The past is a key component of contemporary literature which has witnessed a return of history and of the historical novel in mainstream fiction, from the historiographic metafictions of the 1990s to the “fresh commitment to what we might call the reality of history” (Boxall 2013) in 21st-century novels. Considering that character remains central to the novel, this one-day conference wishes to address the issue of the past in contemporary fiction through the question of the choice of protagonists and their representation. Indeed, if we believe with Paul Ricoeur that narrative is the foundation of textual memory, if “narrative imagination is an essential preparation for moral interaction” since it develops compassion and understanding in the reader (Nussbaum 1998), then the question that begs to be asked is: can one write anything about the past in the name of the freedom of fiction and art or is there an ethical limit to representations of the past in contemporary fiction?
Echoing Edward Said, Eaglestone evokes a contrapuntal approach to the past in fiction that “appropriates the past knowingly and rewrites tropes, narratives, identities from the past” (2019), granting a place and visibility to figures previously omitted from historical records and fictional accounts.

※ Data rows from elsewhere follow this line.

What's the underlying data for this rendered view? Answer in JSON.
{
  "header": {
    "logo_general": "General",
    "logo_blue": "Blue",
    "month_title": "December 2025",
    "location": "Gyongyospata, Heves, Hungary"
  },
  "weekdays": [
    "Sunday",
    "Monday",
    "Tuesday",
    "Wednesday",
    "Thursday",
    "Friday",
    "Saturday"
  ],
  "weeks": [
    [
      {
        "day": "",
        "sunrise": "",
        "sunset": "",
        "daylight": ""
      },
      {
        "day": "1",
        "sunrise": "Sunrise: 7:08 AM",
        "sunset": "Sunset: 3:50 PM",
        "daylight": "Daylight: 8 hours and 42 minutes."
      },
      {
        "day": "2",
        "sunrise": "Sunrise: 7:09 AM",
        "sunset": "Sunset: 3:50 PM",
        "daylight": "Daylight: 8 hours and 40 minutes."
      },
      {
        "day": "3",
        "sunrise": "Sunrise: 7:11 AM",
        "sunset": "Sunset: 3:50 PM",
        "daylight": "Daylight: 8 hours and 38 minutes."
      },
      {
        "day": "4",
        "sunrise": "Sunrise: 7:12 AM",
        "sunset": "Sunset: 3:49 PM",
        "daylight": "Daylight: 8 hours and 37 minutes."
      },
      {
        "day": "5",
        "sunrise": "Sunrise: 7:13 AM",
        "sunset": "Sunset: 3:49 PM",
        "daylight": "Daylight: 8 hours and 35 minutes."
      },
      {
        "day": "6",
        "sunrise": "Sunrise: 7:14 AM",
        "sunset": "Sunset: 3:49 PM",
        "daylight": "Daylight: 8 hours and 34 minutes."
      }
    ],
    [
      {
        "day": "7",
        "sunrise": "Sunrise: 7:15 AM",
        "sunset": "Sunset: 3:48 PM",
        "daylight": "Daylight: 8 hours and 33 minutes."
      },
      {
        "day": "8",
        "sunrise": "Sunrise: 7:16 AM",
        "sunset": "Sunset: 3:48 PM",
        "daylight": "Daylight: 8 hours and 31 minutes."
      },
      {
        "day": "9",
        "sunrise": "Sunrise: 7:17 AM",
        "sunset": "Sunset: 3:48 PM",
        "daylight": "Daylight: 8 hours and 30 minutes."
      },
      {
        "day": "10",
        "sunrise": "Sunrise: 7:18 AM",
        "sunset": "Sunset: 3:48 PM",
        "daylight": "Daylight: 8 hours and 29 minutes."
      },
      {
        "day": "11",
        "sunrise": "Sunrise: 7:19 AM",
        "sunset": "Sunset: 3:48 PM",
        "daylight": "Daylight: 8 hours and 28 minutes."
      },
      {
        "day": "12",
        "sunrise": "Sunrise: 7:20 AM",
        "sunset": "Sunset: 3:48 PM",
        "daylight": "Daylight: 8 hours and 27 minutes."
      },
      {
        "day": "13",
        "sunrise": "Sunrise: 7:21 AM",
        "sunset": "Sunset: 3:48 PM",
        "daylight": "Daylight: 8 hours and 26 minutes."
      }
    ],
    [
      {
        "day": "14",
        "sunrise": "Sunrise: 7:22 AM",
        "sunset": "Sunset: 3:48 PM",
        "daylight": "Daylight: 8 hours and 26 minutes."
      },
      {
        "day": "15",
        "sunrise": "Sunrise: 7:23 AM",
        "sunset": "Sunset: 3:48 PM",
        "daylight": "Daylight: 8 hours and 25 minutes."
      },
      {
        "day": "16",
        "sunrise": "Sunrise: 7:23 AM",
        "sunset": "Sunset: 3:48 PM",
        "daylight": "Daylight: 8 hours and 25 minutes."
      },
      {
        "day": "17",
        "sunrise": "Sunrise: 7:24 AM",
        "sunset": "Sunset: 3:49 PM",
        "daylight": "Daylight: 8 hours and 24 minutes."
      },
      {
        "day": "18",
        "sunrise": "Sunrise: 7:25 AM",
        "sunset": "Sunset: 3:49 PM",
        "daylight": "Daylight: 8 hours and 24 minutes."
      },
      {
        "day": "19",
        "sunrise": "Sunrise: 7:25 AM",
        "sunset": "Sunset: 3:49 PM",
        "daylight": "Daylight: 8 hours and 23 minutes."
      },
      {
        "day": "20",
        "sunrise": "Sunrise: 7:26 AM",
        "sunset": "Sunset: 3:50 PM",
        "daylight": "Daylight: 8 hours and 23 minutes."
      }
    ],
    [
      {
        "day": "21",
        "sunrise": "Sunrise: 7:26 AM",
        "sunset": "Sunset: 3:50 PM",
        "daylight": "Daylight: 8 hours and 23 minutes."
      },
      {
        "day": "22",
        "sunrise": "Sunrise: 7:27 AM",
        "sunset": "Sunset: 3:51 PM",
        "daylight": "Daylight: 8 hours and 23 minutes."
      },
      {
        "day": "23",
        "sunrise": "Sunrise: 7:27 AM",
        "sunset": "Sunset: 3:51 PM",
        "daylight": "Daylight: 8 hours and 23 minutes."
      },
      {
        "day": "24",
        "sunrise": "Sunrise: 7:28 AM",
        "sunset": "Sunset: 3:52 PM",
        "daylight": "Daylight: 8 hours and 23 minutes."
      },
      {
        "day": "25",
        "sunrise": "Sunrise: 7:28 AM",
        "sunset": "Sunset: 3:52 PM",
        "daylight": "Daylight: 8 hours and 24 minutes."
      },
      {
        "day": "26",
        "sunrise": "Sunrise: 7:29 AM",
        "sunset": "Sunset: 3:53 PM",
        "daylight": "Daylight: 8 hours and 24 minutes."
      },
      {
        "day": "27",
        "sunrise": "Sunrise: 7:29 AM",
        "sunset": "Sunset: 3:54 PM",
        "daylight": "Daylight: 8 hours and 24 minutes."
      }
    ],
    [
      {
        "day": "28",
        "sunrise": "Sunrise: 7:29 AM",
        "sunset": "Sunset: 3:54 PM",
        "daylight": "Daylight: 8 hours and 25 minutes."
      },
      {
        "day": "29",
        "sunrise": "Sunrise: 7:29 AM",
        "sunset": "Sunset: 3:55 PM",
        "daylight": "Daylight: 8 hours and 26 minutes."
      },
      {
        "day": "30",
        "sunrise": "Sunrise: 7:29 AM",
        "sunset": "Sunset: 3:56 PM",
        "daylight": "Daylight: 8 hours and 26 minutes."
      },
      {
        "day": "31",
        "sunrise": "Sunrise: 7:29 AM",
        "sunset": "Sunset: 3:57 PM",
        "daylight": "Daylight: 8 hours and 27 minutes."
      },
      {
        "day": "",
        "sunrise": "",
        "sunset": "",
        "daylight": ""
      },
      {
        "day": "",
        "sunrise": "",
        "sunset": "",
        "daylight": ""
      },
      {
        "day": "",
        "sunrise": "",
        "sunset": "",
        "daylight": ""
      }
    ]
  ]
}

For novelist Sarah Moss, “Historical fiction, then, is able to imagine the stories missing from popular history” (The Irish Times 20 July 2016). Re-creation of the past may depart from fact without any self-reflexivity to alert the unknowing reader or viewer. Such is the case in the TV series Victoria (2016-19), when the Queen shows an interest in the thousands dying in Ireland at the time of the famine whereas historians have established the opposite. If biofiction may serve “a desire for an empathic connection with the past” or conversely a “prying impulse” (Kohlke & Gutleben 2020) that ultimately disparages or cuts down to size well-known figures, in this particular instance of a historical or real-life figure turned character in a biofiction, the representation is positive, an embellishment of known facts. The stance adopted by works of fiction regarding the past, through their selection and treatment of characters, has a significant impact on the collective imagination and thus calls for scrutinising.